Ainsi finit Balthazar Gérard, devenu héros dans Vuillafans la catholique. En apprenant la nouvelle, Philippe II jubile, il a gagné. Pourtant il ne s'empresse pas de s'acquitter de la promesse de récompense. C'est seulement par des lettres du 20 juillet 1590, et après de longues sollicitations des héritiers Gérard, qu'il leur cède les seigneuries de LièvremontHoutaud et Dommartin, confisquées sur le prince d'Orange au comté de Bourgogne, pour en jouir en toute propriété, jusqu'à ce que les vingt-cinq mille écus promis leur soient payés par lui ou ses successeurs.

Et maintenant ?

Aux intégrismes religieux a succédé la laïcité à tout prix. Pourtant à Vuillafans subsiste un témoignage de ces exactions fanatiques, avec la plaque de la rue Balthazar Gérard. Au Musée Sarret de Grozo Arbois, on trouve aussi une toile anonyme du 16e siècle illustrant l’assassinat. Cet événement majeur dont la Comté pouvait s’enorgueillir à l’époque de Philippe II et du cardinal de Granvelle a depuis totalement disparu des mémoires comtoises.

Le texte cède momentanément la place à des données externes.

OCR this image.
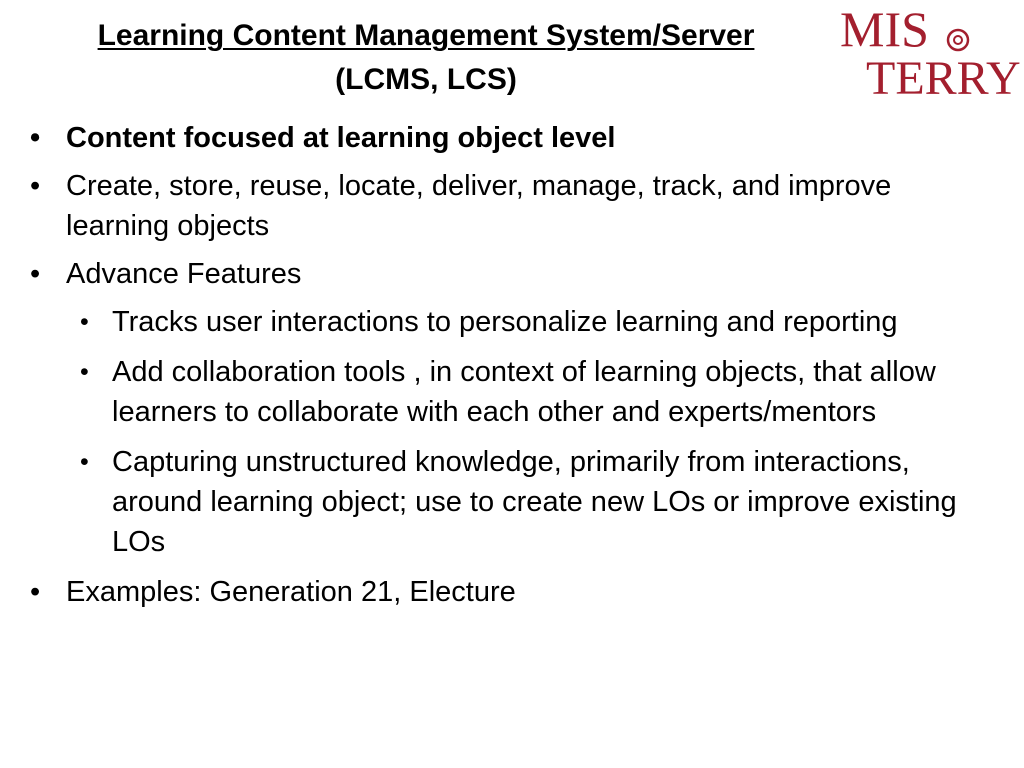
Learning Content Management System/Server
(LCMS, LCS)
MIS
TERRY
• Content focused at learning object level
• Create, store, reuse, locate, deliver, manage, track, and improve learning objects
• Advance Features
• Tracks user interactions to personalize learning and reporting
• Add collaboration tools , in context of learning objects, that allow learners to collaborate with each other and experts/mentors
• Capturing unstructured knowledge, primarily from interactions, around learning object; use to create new LOs or improve existing LOs
• Examples: Generation 21, Electure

Contrairement aux Pays-Bas, où Guillaume d’Orange-Nassau n’est pas du tout oublié. Il est même considéré et fêté comme le libérateur du pays. Et l'hymne national hollandais « Het Wilhelmus » (le Guillaume) a été écrit en son honneur :

Guillaume de Nassau
je suis, de sang allemand,
à la patrie fidèle
je reste jusque dans la mort.
Un Prince d'Orange
je suis, franc et courageux,
le Roi d'Espagne
j'ai toujours honoré.

De vivre dans la crainte de Dieu
je me suis toujours efforcé,
pour cela je fus banni,
de mon pays, de mon peuple éloigné.
Mais Dieu me mènera
comme un bon instrument,
de telle manière que je retourne
dans mon régiment…


Article publié dans Esprit Comtois numéro 33.